Canucks putting brave face forward

Vancouver Canucks' Roberto Luongo takes off his mask after being pulled against the Chicago...

Vancouver Canucks' Roberto Luongo takes off his mask after being pulled against the Chicago Blackhawks. (REUTERS/Andy Clark)

ROBERT TYCHKOWSKI, QMI Agency

, Last Updated: 9:07 PM ET

CHICAGO -- There is a big difference between a champion and a front runner, and the Vancouver Canucks are running out of time to figure out what it is.

After 7-2 and 5-0 losses to a Chicago team that's growing stronger by the shift, the formality of closing out this series is somehow spiraling into one of their all too familiar springtime nightmares.

"I think its good that we have a few days to regroup," said Roberto Luongo, who was at a loss to explain how or why a President's Trophy-winning Cup favourite that had a 3-0 stranglehold on this series is now teetering on the brink of an epic choke job.

"We know what we've got in this locker room, we've done it all year long. We did it for the first three games of this series. You just don't lose something like that."

Maybe not but they lost something in the last 72 hours -- something more than just two games. They held a team meeting after Game 5 to find it, but it's tough to organize a search when you don't know what you're looking for.

"We've got to to believe in ourselves," said Raffi Torres. "Those last two games, we've just got to forget about them and play the right way. The main thing is we've got to compete. They're outworking up and beating us one-on-one. You're not going to beat a team like that if you don't compete."

Heading back to Chicago for a Game 6 that everyone fully expects them to lose, things look bleak for the Canucks.

"We're a good road team, we've shown that before," said Henrik Sedin. "We have to believe in ourselves. We have a great team in here and we have to show that."

All they've shown so far is that when things are running smoothly, as they were for much of the regular season and the first three games of this series, they are a dominant force.

But drag them into the deep water, as boxers like to say, and it's like they don't know what to do or where to turn for help.

The Blackhawks, well aware of Vancouver's history when a fight goes into the late rounds, are starting to like their chances.

"Were focused and we believe," said Duncan Keith, who's been leading the Chicago charge. "I don't think we played our best in the first three games and we felt we were still in every game. But we've played the way we can the last two games and were back in it now."

They shouldn't be.

While Vancouver was loading up on talent, the Hawks had to strip down in the off-season. They backed into the final playoff spot, lost Brent Seabrook and Tomas Kopecky to injuries and started the series without Dave Bolland.

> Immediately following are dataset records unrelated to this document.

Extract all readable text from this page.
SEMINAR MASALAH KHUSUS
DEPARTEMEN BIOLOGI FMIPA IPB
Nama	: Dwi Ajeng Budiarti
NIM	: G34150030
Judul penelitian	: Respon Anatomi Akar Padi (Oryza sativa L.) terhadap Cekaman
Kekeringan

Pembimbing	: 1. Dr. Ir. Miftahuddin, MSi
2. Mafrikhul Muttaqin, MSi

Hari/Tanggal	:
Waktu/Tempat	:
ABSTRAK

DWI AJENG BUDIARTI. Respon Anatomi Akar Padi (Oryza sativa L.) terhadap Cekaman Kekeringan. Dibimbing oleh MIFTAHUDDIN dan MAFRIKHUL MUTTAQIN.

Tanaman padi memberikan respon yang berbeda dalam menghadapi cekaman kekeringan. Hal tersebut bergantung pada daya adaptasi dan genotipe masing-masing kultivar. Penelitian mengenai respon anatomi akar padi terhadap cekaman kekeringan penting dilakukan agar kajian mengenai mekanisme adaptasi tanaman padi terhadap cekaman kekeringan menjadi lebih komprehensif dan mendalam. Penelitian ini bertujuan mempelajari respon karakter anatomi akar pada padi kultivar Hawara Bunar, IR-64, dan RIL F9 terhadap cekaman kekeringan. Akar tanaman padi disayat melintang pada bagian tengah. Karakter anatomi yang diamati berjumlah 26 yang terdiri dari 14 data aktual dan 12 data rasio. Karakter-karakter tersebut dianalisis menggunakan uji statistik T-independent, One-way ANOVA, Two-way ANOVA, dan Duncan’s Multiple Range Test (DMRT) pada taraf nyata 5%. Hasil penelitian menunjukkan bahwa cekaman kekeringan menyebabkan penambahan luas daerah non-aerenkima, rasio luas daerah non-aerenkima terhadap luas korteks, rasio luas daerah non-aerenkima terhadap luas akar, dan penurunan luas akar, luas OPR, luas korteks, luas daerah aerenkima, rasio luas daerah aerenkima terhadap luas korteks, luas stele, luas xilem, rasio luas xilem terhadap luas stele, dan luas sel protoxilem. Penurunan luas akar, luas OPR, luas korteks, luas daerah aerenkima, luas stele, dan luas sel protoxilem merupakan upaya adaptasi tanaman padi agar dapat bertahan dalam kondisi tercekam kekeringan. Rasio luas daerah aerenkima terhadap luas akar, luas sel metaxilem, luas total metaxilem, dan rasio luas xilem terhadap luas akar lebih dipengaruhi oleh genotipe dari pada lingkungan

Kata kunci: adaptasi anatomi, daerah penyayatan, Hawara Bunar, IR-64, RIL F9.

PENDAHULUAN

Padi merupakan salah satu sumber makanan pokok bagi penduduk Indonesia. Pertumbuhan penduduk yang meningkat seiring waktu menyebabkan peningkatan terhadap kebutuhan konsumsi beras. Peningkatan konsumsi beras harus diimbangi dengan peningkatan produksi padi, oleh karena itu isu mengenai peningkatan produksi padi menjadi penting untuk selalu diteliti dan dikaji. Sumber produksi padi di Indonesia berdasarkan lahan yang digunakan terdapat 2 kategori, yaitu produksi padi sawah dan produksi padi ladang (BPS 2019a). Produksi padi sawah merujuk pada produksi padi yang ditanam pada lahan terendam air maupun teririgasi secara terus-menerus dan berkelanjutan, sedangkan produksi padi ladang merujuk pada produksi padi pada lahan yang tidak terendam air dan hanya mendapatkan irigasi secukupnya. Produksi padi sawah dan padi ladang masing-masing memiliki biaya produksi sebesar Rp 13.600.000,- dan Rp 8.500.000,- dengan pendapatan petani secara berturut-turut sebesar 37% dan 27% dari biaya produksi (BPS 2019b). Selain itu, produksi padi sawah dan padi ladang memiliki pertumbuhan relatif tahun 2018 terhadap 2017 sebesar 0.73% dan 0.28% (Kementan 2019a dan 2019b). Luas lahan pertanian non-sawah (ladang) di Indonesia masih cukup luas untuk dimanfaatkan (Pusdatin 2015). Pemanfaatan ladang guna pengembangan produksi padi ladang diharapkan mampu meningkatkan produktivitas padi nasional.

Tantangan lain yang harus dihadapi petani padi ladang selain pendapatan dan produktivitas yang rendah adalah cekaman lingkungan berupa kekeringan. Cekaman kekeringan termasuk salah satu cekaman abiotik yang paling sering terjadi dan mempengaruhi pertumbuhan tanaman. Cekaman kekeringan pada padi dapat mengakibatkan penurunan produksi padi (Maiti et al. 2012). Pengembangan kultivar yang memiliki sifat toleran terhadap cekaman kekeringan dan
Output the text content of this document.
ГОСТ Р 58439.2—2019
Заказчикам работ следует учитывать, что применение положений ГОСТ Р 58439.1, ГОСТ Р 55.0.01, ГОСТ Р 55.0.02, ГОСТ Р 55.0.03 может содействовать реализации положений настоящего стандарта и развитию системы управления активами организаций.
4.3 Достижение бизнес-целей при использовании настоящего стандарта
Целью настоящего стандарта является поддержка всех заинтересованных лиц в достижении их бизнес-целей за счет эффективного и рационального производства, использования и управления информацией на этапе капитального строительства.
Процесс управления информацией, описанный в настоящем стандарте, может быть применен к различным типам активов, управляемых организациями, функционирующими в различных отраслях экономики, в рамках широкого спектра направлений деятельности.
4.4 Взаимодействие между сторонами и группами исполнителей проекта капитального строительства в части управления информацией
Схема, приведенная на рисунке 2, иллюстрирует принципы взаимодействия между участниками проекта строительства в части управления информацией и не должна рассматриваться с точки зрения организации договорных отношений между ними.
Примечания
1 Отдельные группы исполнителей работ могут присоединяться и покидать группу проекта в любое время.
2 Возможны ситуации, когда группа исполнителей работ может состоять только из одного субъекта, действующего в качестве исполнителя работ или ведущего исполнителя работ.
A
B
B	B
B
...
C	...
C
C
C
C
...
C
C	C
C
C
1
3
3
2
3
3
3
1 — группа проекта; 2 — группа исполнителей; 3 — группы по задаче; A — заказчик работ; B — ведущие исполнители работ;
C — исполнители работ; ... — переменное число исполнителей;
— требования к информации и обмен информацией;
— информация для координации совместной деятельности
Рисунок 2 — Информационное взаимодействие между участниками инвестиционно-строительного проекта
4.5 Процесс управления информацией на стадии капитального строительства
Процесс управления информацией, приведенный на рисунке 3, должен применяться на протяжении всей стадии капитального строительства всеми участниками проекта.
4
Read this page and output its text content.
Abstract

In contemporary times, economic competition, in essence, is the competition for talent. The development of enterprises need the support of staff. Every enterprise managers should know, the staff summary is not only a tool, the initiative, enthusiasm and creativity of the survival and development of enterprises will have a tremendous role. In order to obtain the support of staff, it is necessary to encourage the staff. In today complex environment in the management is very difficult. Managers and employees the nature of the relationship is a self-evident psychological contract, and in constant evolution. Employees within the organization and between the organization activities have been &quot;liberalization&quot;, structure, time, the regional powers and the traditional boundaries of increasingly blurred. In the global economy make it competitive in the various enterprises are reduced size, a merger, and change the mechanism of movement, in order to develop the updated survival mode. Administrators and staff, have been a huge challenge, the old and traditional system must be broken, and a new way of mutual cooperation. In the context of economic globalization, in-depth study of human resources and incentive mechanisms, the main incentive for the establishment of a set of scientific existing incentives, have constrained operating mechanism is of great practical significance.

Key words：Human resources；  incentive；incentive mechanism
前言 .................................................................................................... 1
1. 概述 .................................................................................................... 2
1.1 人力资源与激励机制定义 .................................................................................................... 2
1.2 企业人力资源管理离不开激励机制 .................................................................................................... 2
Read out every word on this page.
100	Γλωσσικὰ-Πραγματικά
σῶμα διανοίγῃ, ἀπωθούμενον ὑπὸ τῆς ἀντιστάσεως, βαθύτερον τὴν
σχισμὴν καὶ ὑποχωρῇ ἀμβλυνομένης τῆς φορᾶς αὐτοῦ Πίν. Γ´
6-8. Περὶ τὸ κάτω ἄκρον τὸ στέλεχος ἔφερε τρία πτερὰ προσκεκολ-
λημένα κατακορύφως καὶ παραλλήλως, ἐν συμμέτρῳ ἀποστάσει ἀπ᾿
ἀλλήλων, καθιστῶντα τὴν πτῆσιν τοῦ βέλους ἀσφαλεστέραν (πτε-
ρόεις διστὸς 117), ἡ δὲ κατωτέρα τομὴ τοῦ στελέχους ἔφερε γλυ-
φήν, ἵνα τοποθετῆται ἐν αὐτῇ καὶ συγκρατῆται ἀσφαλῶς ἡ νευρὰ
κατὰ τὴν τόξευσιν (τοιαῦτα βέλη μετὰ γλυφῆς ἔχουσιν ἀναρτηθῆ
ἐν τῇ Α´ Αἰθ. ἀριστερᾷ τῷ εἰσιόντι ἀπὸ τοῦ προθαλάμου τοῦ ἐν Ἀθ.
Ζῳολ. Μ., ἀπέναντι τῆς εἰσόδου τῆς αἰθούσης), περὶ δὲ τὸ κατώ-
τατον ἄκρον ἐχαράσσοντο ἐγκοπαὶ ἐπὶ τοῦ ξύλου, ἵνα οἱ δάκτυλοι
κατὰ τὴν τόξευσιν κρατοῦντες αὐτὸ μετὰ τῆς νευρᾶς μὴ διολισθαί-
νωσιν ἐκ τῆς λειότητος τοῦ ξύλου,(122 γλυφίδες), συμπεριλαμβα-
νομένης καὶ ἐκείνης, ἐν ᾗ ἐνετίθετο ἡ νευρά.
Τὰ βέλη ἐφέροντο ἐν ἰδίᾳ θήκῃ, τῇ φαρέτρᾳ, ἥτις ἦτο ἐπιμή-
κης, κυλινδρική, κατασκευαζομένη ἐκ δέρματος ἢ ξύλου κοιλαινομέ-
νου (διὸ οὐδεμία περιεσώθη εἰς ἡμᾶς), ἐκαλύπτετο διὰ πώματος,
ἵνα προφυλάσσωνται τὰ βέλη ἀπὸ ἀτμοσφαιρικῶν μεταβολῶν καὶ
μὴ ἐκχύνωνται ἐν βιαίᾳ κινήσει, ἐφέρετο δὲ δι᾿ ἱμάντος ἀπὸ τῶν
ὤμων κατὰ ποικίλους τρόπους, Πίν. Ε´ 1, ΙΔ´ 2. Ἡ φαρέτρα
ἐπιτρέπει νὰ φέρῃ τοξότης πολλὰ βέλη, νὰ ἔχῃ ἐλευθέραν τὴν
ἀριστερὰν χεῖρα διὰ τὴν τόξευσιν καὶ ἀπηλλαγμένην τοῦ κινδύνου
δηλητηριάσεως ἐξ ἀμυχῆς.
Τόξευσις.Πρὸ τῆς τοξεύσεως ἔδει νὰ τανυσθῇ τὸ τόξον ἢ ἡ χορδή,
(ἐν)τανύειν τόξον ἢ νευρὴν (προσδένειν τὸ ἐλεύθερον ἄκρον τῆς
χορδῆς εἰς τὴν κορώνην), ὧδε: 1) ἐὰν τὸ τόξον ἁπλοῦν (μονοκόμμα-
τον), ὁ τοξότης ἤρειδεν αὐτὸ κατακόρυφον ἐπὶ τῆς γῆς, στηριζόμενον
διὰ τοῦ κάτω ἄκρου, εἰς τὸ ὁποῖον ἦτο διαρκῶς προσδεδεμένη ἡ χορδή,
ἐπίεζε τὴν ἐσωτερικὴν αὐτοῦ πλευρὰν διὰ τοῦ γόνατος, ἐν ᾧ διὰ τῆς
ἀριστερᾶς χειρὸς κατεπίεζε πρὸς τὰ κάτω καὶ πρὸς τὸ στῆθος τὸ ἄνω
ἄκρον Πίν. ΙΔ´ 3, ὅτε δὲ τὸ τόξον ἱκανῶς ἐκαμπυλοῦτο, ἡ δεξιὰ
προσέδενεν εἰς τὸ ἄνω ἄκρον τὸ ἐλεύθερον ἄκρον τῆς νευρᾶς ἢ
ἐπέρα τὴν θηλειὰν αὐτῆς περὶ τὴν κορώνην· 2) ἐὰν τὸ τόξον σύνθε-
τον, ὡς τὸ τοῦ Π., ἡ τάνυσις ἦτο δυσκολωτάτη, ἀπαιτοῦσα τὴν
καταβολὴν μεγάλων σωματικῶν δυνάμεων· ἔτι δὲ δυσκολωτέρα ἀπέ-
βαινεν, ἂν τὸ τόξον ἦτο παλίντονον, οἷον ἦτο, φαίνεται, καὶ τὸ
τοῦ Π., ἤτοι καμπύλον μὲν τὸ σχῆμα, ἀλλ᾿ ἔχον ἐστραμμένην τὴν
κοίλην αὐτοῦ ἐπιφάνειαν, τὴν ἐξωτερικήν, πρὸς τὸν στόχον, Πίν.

But when trouble hit, they hit back.

"I think we were fooling ourselves in some instances in the first three games," said Brian Campbell. "We thought we were working hard, thought we were doing our job ... fooling ourselves and not putting the work in."

While the Canucks don't seem to like these circumstances very much, the Hawks are at home.

"Playoffs are fun, there's nothing better than winning in the playoffs," said Campbell. "Camaraderie with the guys and how hard you work. A lot of battles you have to win. We've taken a little bit too long in some instances to do that in this series."

The Canucks, meanwhile, are left to convince their hand-wringing fans, and maybe even themselves, that they are still up 3-2 and despite the little scare everything is going to be all right.

Of course, talk is cheap.

"It's up to us to go out there and not say it," said head coach Alain Vigneault. "But do it."